The mission was to surround the enemy and attempt to mitigate casualties by presenting the chance for the enemy to surrender. If the enemy refused, the Marines and Sailors were to assault the encampment, killing or capturing all enemy combatants.
“In combat situations, practice makes perfect,” said Lance Cpl. Stephen B. Kutch, a fire team leader with Co A., BLT 1/5, 31st MEU and a native of Fredericksburg, Va. “It teaches you how to adapt to things and fix them on a fly for a real combat scenario.”
Once the enemy was surrounded, the Marines issued a warning through a loud speaker to the entrenched enemy. The Marines informed the enemy of their precarious position in being surrounded, a reminder of the Marines’ superiority in training and firepower. The enemy’s lack of response forced Company A. to prove their strength.
Springing forth from the jungle, lines of Marines and Sailors opened fire on the fortified enemy. Using the fire superiority of the company and battle-tested maneuvers taught to every Marine rifle squad, the small enemy force was overwhelmed within minutes.

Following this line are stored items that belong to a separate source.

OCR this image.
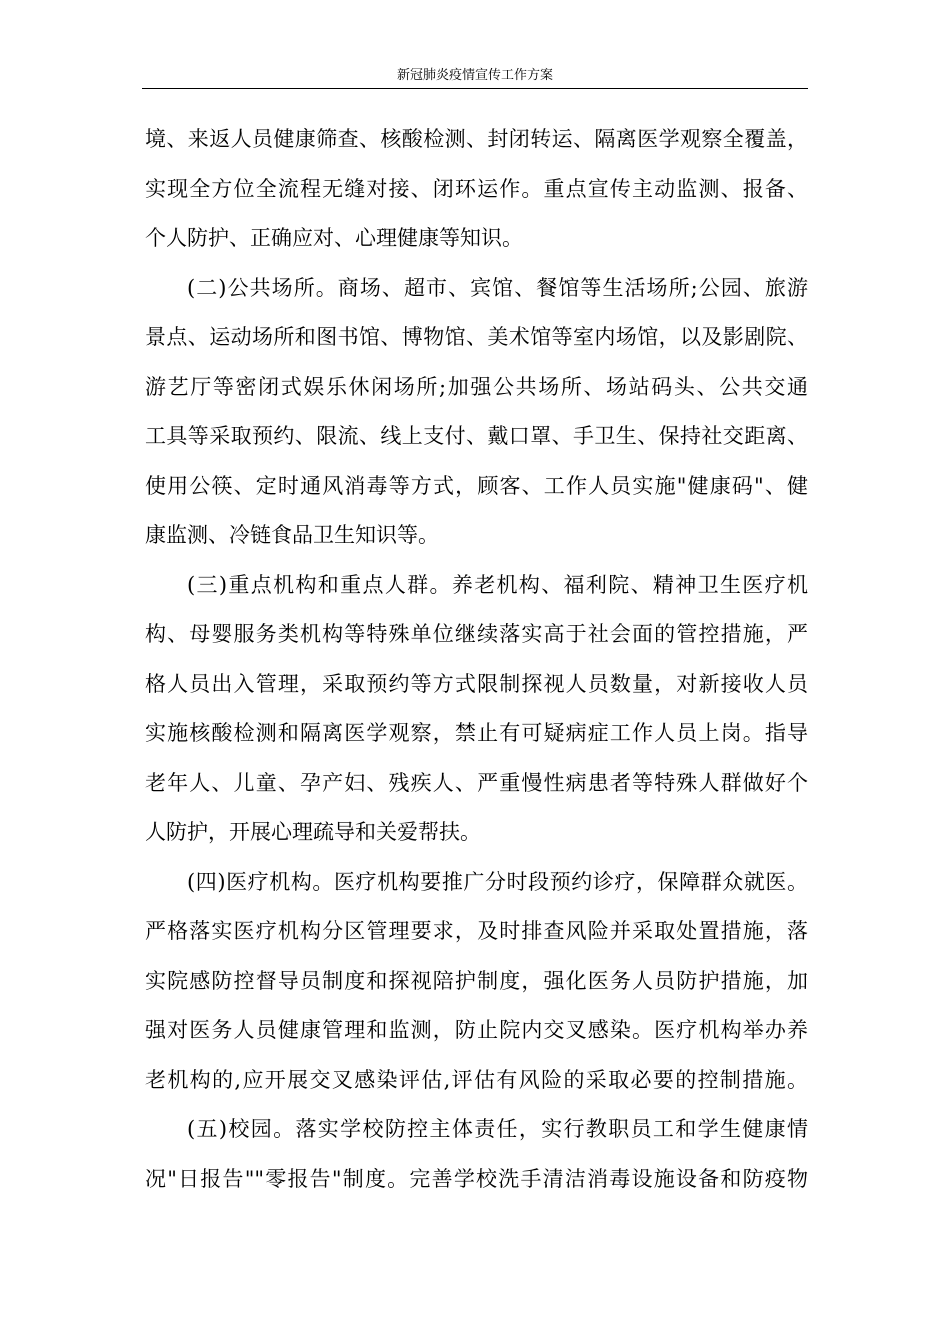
新冠肺炎疫情宣传工作方案
境、来返人员健康筛查、核酸检测、封闭转运、隔离医学观察全覆盖，
实现全方位全流程无缝对接、闭环运作。重点宣传主动监测、报备、
个人防护、正确应对、心理健康等知识。
(二)公共场所。商场、超市、宾馆、餐馆等生活场所;公园、旅游
景点、运动场所和图书馆、博物馆、美术馆等室内场馆，以及影剧院、
游艺厅等密闭式娱乐休闲场所;加强公共场所、场站码头、公共交通
工具等采取预约、限流、线上支付、戴口罩、手卫生、保持社交距离、
使用公筷、定时通风消毒等方式，顾客、工作人员实施"健康码"、健
康监测、冷链食品卫生知识等。
(三)重点机构和重点人群。养老机构、福利院、精神卫生医疗机
构、母婴服务类机构等特殊单位继续落实高于社会面的管控措施，严
格人员出入管理，采取预约等方式限制探视人员数量，对新接收人员
实施核酸检测和隔离医学观察，禁止有可疑病症工作人员上岗。指导
老年人、儿童、孕产妇、残疾人、严重慢性病患者等特殊人群做好个
人防护，开展心理疏导和关爱帮扶。
(四)医疗机构。医疗机构要推广分时段预约诊疗，保障群众就医。
严格落实医疗机构分区管理要求，及时排查风险并采取处置措施，落
实院感防控督导员制度和探视陪护制度，强化医务人员防护措施，加
强对医务人员健康管理和监测，防止院内交叉感染。医疗机构举办养
老机构的,应开展交叉感染评估,评估有风险的采取必要的控制措施。
(五)校园。落实学校防控主体责任，实行教职员工和学生健康情
况"日报告""零报告"制度。完善学校洗手清洁消毒设施设备和防疫物
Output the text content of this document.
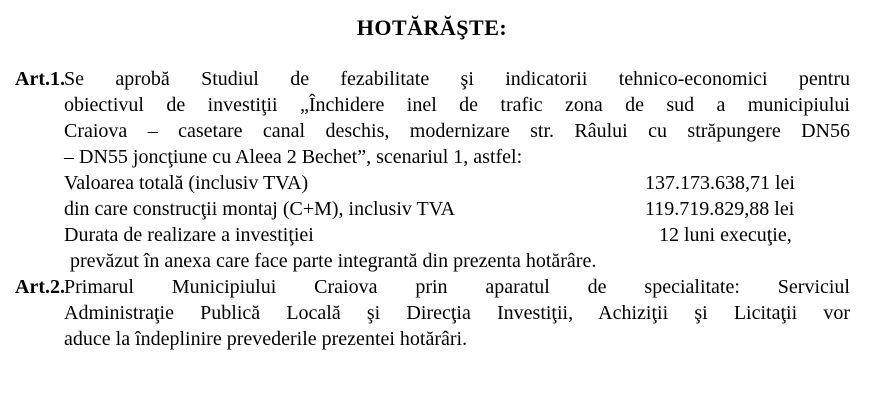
HOTĂRĂŞTE:
Art.1. Se aprobă Studiul de fezabilitate şi indicatorii tehnico-economici pentru
obiectivul de investiţii „Închidere inel de trafic zona de sud a municipiului
Craiova – casetare canal deschis, modernizare str. Râului cu străpungere DN56
– DN55 joncţiune cu Aleea 2 Bechet”, scenariul 1, astfel:
Valoarea totală (inclusiv TVA)	137.173.638,71 lei
din care construcţii montaj (C+M), inclusiv TVA	119.719.829,88 lei
Durata de realizare a investiţiei	12 luni execuţie,
prevăzut în anexa care face parte integrantă din prezenta hotărâre.
Art.2. Primarul Municipiului Craiova prin aparatul de specialitate: Serviciul
Administraţie Publică Locală şi Direcţia Investiţii, Achiziţii şi Licitaţii vor
aduce la îndeplinire prevederile prezentei hotărâri.
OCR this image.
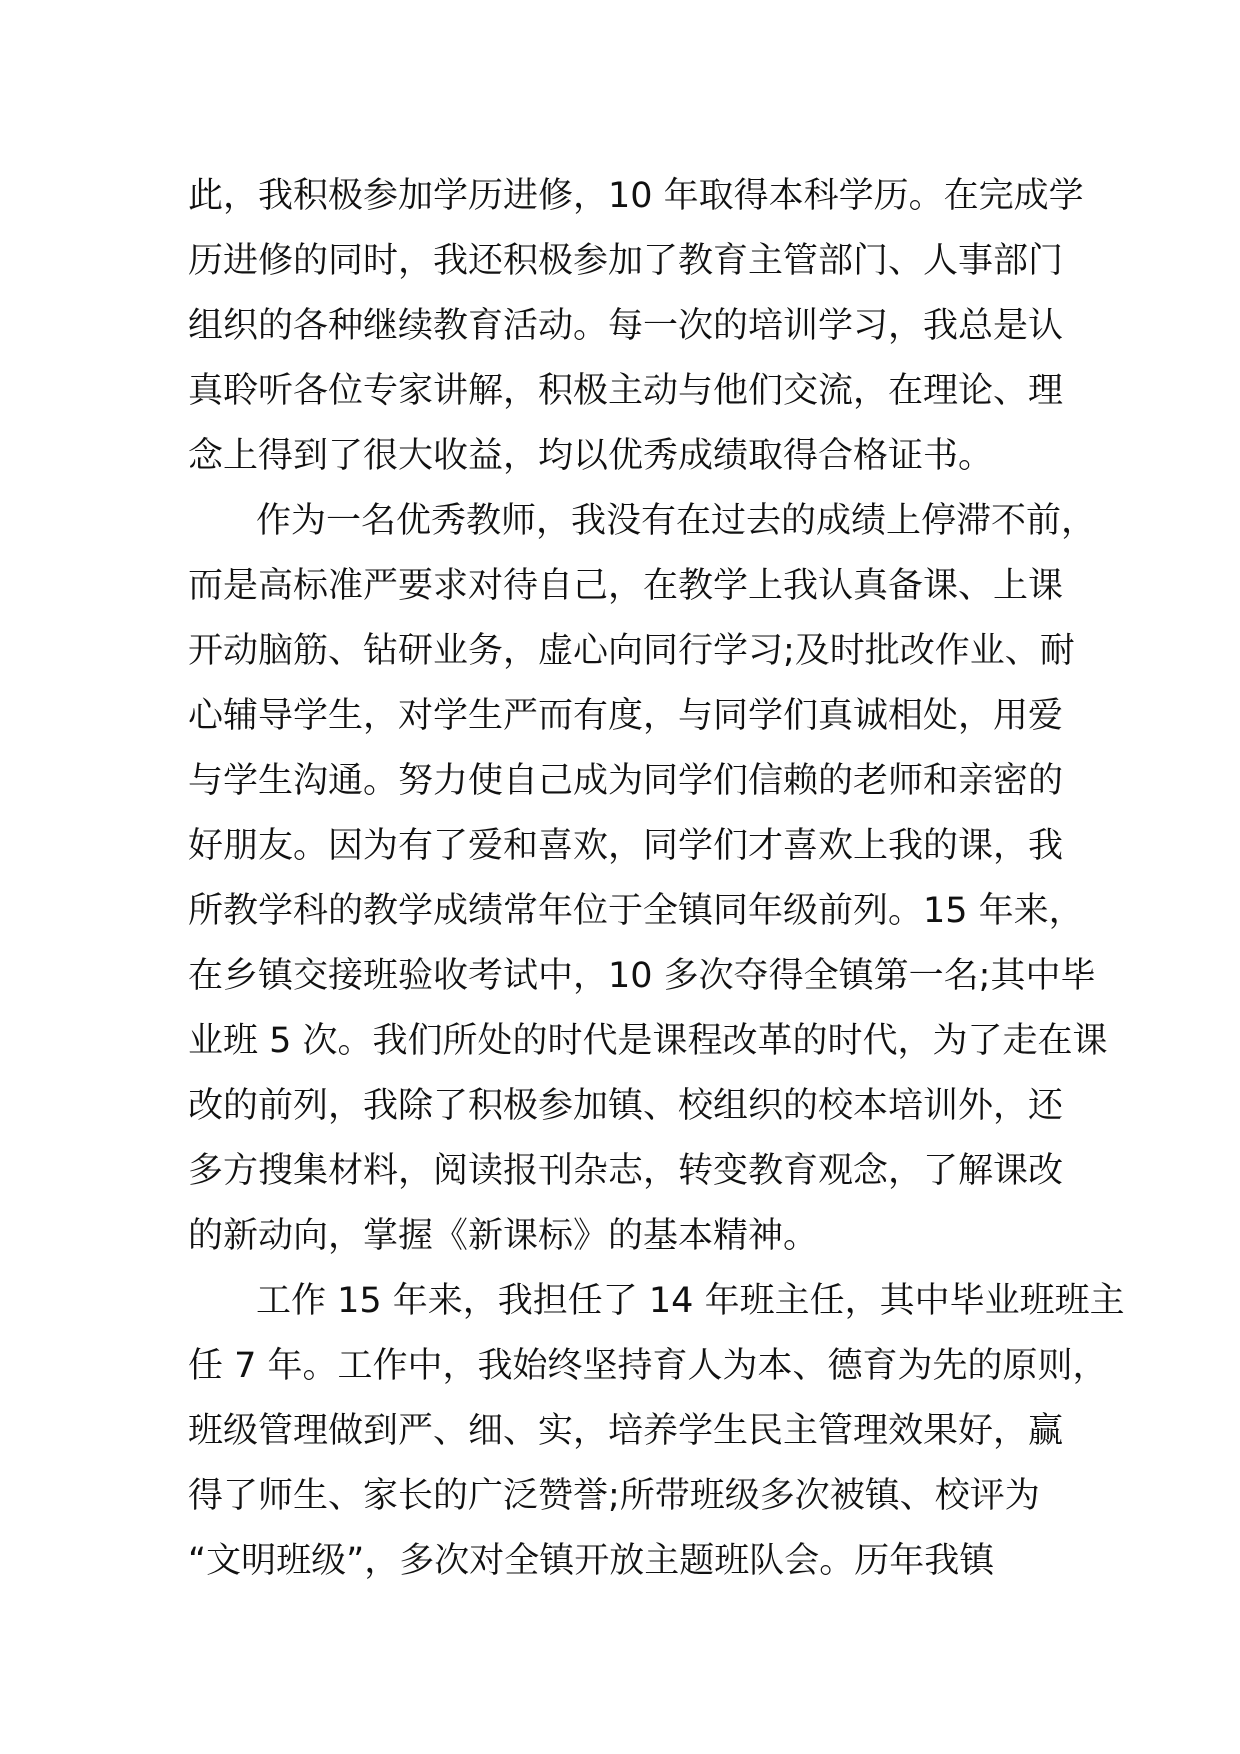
此，我积极参加学历进修，10 年取得本科学历。在完成学
历进修的同时，我还积极参加了教育主管部门、人事部门
组织的各种继续教育活动。每一次的培训学习，我总是认
真聆听各位专家讲解，积极主动与他们交流，在理论、理
念上得到了很大收益，均以优秀成绩取得合格证书。
作为一名优秀教师，我没有在过去的成绩上停滞不前，
而是高标准严要求对待自己，在教学上我认真备课、上课
开动脑筋、钻研业务，虚心向同行学习;及时批改作业、耐
心辅导学生，对学生严而有度，与同学们真诚相处，用爱
与学生沟通。努力使自己成为同学们信赖的老师和亲密的
好朋友。因为有了爱和喜欢，同学们才喜欢上我的课，我
所教学科的教学成绩常年位于全镇同年级前列。15 年来，
在乡镇交接班验收考试中，10 多次夺得全镇第一名;其中毕
业班 5 次。我们所处的时代是课程改革的时代，为了走在课
改的前列，我除了积极参加镇、校组织的校本培训外，还
多方搜集材料，阅读报刊杂志，转变教育观念，了解课改
的新动向，掌握《新课标》的基本精神。
工作 15 年来，我担任了 14 年班主任，其中毕业班班主
任 7 年。工作中，我始终坚持育人为本、德育为先的原则，
班级管理做到严、细、实，培养学生民主管理效果好，赢
得了师生、家长的广泛赞誉;所带班级多次被镇、校评为
“文明班级”，多次对全镇开放主题班队会。历年我镇
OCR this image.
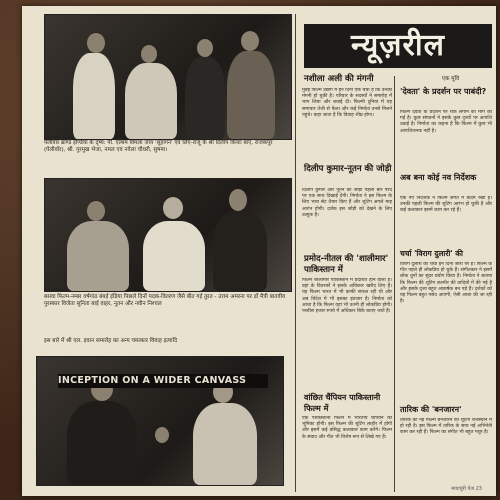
न्यूज़रील
पेलीवॉर ब्राण्ड इण्डिया के दृष्य: पी. एल्बम विमला जाय 'सुहागन' एवं लिए-राजू के श्री दिलीप कियाः बाएं, राजकपूर (पेलीवॉर), श्री. गुरमुख भेजा, नमल एवं नवेला चौधरी, सुषमा।
बसवा फिल्म-नम्बर वर्षगांठ बंबई इंडिया पिछले दिनों पदक-वितरण जैसे बीत गई तुरत - उत्तम अमरना पर डॉ मैत्री बातवीय पुरस्कार विजेता सुनिता बाई वाहर, नूतन और नवीन निश्चल
इस बारे में श्री एल. इवान समारोह का अन्य चमत्कार विवाह इत्यादि
INCEPTION ON A WIDER CANVASS
नशीला अली की मंगनी
मुंबई फिल्म उद्योग में इन दिनों एक चर्चा है कि उनकी मंगनी हो चुकी है। परिवार के सदस्यों ने समारोह में भाग लिया और बधाई दी। फिल्मी दुनिया में यह समाचार तेजी से फैला और कई निर्माता उनसे मिलने पहुंचे। कहा जाता है कि विवाह शीघ्र होगा।
दिलीप कुमार-नूतन की जोड़ी
दिलीप कुमार और नूतन की जोड़ी पहली बार परदे पर एक साथ दिखाई देगी। निर्माता ने इस फिल्म के लिए भव्य सेट तैयार किए हैं और शूटिंग अगले माह आरंभ होगी। दर्शक इस जोड़ी को देखने के लिए उत्सुक हैं।
प्रमोद-नीतल की 'शालीमार' पाकिस्तान में
फिल्म शालीमार पाकिस्तान में प्रदर्शित होने वाली है। वहां के वितरकों ने इसके अधिकार खरीद लिए हैं। यह फिल्म भारत में भी काफी सफल रही थी और अब विदेश में भी इसका इंतजार है। निर्माता को आशा है कि फिल्म वहां भी उतनी ही लोकप्रिय होगी। पच्चीस हजार रुपये में अधिकार बिके बताए जाते हैं।
वांछित चैंपियन पाकिस्तानी फिल्म में
एक पाकिस्तानी फिल्म में भारतीय चैंपियन की भूमिका होगी। इस फिल्म की शूटिंग लाहौर में होगी और इसमें कई प्रसिद्ध कलाकार काम करेंगे। फिल्म के संवाद और गीत भी विशेष रूप से लिखे गए हैं।
एक मूवि
'देवता' के प्रदर्शन पर पाबंदी?
फिल्म देवता के प्रदर्शन पर रोक लगाने की मांग की गई है। कुछ संगठनों ने इसके कुछ दृश्यों पर आपत्ति उठाई है। निर्माता का कहना है कि फिल्म में कुछ भी आपत्तिजनक नहीं है।
अब बना कोई नव निर्देशक
एक नए निर्देशक ने फिल्म जगत में कदम रखा है। उनकी पहली फिल्म की शूटिंग आरंभ हो चुकी है और कई कलाकार इसमें काम कर रहे हैं।
चर्चा 'विराग दुलारी' की
विराग दुलारी की चर्चा इन दिनों जोरों पर है। फिल्म के गीत पहले ही लोकप्रिय हो चुके हैं। संगीतकार ने इसमें लोक धुनों का सुंदर प्रयोग किया है। निर्माता ने बताया कि फिल्म की शूटिंग कश्मीर की वादियों में की गई है और इसके दृश्य बहुत आकर्षक बन पड़े हैं। दर्शकों को यह फिल्म बहुत पसंद आएगी, ऐसी आशा की जा रही है।
तारिक की 'बनजारन'
तारिक की नई फिल्म बनजारन की शूटिंग राजस्थान में हो रही है। इस फिल्म में तारिक के साथ नई अभिनेत्री काम कर रही हैं। फिल्म का संगीत भी बहुत मधुर है।
मायापुरी पेज 23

“This kind of training ensures they can shoot, move and trust in each other ,” said Staff Sgt. Zachary F. Taylor, a platoon sergeant with Co A., BLT 1/5, 31st MEU and a native of Salem, Miss. “We are about to deploy, where we will be working with our allies in multilateral training. Without confidence in what we are doing, we wouldn’t be able to properly demonstrate to the other countries how we operate.”
The raid was a part of the 31st MEU’s pre-deployment training for the Spring Patrol 2013, where the Marines and Sailors are scheduled to participate in Exercise Cobra Gold, an annual multi-lateral exercise. The 31st MEU is the only continuously forward-deployed MEU and is the Marine Corps’ force in readiness in the Asia-Pacific region.